こんな重苦しい状況では、誰も話したがらないのは、当たり前だ。

また、一人分前に進んだ。扉の開く音がする。中に人が入る。左に曲がるように指示される。後ろの男に誰かがぶつかる。謝る声がする。注意される・・・・・。
その繰り返しだった。そうして、少しずつ、少しずつ、俺たちは前に進んでいった。俺の予想通り、廊下はやがて右に折れ曲がった。しばらくすると、また右に曲がった。また、しばらく進むとまた右に曲がった。そのまま進めば、一周したことになる。
どうやら、一周したところでこの真っ暗な廊下は終わるようだ。というのは、この先で、また戒名を呼ばれ、扉が開き、中に入れられるのだ。おそらくその中が裁判をする法廷に当る場所なのだろう。

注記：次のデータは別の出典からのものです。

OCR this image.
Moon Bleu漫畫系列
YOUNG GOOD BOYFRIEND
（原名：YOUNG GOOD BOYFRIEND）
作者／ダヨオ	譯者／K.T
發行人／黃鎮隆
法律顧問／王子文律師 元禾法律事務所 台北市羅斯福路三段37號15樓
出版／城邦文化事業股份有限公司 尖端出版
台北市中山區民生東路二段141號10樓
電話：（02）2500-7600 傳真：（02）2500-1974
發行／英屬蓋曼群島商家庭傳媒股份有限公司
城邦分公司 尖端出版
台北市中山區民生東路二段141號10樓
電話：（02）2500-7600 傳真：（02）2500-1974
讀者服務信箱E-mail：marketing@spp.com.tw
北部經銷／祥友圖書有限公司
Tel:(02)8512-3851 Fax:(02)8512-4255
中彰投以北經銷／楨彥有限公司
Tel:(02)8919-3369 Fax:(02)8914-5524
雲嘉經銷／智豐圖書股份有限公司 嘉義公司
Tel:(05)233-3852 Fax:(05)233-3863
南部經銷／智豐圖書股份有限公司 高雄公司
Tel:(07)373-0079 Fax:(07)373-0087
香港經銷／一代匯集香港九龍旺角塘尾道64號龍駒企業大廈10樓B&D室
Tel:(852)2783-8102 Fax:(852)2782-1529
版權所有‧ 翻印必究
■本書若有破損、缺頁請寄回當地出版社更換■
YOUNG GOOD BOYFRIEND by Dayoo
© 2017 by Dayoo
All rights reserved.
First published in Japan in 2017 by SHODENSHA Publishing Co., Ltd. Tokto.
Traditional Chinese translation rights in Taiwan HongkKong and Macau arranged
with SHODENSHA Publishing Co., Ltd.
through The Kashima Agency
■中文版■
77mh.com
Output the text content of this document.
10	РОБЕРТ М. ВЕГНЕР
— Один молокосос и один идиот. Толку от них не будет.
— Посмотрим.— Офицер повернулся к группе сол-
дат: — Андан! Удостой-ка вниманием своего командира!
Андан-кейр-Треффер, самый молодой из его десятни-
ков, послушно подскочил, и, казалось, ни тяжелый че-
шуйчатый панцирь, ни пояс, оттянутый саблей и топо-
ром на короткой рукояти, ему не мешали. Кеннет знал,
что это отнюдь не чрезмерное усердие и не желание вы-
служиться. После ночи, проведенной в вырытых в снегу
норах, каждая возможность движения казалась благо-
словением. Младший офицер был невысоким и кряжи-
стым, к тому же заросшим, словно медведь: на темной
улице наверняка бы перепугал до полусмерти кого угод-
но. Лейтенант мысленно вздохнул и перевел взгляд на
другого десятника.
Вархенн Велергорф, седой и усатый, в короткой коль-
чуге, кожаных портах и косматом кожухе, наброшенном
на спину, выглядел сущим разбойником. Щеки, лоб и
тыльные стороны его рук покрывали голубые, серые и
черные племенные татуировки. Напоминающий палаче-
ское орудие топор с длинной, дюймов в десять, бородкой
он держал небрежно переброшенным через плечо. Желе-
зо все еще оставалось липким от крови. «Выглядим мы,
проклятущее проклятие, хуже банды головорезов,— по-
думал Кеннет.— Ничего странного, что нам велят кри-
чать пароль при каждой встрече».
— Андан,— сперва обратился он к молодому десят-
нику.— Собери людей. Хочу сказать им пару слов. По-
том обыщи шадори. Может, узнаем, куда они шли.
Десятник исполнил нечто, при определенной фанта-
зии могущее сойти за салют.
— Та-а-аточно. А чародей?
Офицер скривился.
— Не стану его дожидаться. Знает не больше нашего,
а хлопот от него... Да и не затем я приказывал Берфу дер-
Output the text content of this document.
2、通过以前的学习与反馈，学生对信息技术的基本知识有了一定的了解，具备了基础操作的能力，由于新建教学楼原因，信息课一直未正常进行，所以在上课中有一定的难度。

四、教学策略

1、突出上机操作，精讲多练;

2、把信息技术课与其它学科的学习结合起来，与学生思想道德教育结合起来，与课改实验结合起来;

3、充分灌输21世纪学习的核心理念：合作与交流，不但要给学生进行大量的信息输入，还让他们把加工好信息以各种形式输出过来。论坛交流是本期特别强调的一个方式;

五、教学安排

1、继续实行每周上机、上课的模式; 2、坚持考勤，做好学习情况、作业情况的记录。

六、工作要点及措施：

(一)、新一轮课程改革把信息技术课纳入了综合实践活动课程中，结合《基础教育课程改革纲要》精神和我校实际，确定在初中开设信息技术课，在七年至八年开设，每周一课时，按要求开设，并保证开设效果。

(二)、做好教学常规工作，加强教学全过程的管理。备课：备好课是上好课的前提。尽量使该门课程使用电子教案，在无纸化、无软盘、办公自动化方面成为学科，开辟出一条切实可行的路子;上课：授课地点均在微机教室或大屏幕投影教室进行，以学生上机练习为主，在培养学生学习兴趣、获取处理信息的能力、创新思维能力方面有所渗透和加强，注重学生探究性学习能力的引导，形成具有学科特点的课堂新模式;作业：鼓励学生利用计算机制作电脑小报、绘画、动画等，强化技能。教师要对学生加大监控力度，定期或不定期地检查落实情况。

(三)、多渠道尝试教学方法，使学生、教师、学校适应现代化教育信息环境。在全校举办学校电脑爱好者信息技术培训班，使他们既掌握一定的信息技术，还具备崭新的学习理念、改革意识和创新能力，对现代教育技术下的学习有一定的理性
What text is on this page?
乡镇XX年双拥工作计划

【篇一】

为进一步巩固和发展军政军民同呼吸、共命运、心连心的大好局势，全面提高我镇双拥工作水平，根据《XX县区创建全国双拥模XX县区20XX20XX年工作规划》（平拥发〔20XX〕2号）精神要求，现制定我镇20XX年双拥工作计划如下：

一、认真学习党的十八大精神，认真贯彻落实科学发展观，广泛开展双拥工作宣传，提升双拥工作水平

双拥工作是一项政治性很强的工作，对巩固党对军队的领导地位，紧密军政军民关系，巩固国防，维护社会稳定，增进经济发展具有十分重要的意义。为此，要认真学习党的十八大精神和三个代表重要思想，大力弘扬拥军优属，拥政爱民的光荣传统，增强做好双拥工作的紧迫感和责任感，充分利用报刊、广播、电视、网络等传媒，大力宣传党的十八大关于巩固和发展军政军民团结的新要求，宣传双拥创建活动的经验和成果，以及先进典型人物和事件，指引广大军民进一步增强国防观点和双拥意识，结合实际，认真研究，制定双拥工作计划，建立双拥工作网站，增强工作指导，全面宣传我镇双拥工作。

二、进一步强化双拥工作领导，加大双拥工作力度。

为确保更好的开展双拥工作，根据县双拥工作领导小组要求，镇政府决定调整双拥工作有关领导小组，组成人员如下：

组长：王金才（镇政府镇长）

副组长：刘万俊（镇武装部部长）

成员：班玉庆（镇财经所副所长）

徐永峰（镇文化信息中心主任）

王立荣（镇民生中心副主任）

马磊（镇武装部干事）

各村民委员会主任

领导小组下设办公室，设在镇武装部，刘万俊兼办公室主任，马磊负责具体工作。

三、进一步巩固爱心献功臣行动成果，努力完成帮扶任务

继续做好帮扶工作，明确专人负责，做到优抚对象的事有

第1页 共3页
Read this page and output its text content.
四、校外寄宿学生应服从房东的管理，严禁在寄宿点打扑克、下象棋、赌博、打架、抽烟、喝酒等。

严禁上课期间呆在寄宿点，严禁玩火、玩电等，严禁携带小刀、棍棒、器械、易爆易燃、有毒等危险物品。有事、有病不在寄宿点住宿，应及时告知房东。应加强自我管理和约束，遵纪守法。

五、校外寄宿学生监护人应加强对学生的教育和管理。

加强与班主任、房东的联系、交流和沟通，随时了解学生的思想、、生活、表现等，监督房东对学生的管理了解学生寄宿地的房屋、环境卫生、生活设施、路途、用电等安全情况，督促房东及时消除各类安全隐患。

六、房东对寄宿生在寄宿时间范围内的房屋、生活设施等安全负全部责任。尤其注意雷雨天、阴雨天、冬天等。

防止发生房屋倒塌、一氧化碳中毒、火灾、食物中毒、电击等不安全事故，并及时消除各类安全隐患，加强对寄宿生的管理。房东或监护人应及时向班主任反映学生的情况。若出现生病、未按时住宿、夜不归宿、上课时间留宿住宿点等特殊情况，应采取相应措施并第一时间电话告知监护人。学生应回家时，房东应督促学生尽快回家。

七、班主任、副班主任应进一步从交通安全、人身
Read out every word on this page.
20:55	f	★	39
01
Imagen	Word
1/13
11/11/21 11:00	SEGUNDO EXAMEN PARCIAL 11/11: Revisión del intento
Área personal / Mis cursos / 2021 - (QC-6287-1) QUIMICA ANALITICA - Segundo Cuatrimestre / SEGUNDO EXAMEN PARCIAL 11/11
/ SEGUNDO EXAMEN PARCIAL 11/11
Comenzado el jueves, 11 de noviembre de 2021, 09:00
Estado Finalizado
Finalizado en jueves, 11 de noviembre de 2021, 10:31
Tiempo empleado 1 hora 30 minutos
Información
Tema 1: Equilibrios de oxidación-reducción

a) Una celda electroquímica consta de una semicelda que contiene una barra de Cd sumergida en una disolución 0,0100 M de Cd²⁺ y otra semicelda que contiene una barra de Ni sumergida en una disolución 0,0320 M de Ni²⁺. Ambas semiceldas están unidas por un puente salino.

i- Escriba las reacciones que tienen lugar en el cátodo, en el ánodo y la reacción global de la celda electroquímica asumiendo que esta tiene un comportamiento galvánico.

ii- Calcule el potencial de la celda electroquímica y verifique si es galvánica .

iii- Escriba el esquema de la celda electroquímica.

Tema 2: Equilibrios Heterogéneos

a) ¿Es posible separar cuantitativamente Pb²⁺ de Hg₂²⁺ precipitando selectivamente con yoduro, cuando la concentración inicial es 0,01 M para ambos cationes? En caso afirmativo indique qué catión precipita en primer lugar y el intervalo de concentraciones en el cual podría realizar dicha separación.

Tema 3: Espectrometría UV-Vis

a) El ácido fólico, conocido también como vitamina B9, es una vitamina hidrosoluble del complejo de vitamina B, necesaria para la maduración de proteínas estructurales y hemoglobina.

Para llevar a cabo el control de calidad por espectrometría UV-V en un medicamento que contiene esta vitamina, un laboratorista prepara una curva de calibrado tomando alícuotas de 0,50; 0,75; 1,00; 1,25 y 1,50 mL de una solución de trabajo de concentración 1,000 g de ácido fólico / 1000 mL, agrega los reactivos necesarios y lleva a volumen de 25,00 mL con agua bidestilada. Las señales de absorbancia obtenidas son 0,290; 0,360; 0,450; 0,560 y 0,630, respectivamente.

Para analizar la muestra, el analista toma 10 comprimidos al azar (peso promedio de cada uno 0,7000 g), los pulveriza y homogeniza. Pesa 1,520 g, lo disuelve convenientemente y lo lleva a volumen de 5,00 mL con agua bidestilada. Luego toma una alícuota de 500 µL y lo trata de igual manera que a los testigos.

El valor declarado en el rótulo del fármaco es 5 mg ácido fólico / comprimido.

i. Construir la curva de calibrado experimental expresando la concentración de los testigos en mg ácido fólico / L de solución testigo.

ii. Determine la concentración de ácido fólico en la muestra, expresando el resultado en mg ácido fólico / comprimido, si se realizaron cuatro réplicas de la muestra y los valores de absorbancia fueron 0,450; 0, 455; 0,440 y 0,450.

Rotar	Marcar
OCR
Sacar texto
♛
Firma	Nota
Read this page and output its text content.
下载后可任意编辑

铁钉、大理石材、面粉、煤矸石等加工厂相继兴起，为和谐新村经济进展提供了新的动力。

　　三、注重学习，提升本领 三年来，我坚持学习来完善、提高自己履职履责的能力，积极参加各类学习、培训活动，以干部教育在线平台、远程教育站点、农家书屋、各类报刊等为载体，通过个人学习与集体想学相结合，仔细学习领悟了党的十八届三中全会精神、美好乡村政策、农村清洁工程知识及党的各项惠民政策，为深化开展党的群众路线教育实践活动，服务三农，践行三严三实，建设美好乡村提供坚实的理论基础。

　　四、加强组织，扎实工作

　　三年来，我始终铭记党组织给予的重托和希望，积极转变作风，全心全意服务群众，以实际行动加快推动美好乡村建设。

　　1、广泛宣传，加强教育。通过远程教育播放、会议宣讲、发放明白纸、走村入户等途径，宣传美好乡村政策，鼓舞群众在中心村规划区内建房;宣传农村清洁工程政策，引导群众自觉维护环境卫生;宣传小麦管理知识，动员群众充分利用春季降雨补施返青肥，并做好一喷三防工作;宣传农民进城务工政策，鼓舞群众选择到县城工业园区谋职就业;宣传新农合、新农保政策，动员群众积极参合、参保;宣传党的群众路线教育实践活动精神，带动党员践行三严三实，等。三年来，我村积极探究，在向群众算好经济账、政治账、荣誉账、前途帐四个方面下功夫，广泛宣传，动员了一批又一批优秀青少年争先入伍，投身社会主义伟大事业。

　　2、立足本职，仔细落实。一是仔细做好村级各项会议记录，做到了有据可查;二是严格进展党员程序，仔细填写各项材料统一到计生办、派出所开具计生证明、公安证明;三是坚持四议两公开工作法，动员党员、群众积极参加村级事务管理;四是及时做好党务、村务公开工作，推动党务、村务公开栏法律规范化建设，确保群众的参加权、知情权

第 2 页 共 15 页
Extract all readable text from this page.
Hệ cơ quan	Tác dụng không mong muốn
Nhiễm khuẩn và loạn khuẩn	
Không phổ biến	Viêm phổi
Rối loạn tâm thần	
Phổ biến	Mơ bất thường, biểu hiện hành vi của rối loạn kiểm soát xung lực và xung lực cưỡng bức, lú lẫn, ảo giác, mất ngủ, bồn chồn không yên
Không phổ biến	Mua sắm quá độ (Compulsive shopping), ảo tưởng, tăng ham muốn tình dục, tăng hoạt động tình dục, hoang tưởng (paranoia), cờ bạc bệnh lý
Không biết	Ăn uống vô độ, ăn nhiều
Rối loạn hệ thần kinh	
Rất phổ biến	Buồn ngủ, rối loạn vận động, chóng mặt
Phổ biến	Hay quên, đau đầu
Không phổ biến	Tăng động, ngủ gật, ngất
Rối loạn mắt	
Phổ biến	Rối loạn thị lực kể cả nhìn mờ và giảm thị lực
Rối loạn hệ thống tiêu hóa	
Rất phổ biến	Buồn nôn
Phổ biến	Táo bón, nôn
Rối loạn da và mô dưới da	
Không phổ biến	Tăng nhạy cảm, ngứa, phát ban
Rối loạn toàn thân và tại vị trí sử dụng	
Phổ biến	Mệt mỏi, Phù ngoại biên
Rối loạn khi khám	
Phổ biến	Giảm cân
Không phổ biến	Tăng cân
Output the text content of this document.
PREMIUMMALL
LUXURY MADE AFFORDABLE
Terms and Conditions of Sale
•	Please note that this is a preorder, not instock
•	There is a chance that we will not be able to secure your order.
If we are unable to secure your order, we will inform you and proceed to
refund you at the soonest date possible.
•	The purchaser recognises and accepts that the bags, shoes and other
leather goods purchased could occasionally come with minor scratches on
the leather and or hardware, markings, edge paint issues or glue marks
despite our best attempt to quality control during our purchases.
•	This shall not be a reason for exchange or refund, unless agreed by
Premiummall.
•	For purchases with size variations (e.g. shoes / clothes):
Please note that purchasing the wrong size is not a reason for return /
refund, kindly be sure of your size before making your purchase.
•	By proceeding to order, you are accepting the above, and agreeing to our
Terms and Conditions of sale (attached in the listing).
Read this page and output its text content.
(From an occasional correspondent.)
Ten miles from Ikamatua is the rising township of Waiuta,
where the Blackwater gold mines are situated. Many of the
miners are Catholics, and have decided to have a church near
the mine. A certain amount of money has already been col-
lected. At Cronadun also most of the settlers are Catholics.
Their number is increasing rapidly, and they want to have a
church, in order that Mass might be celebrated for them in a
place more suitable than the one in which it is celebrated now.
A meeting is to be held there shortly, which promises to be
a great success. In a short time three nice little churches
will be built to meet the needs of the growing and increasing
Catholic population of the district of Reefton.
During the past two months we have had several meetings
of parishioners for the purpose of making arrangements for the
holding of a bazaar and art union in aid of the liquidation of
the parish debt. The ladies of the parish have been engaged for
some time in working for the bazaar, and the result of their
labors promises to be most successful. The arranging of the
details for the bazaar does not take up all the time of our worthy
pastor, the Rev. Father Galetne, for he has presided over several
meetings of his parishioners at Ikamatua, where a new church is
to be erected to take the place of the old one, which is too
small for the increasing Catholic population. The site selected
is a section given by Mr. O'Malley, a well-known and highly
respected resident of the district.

俺の順番が徐々に近付いてきた。緊張が高まってくる。あの自称霊能者のオバサンが呼ばれた。
「霊法院釈尼妙香、中に入れ。」
そう呼ばれたオバサンは、「はい」と神妙に答えると、勝手にあいた扉の中へ入っていった。その途端
「ひ、ひえぇ〜。こ、これは!」
というオバサンの叫び声が聞こえてきたのであった。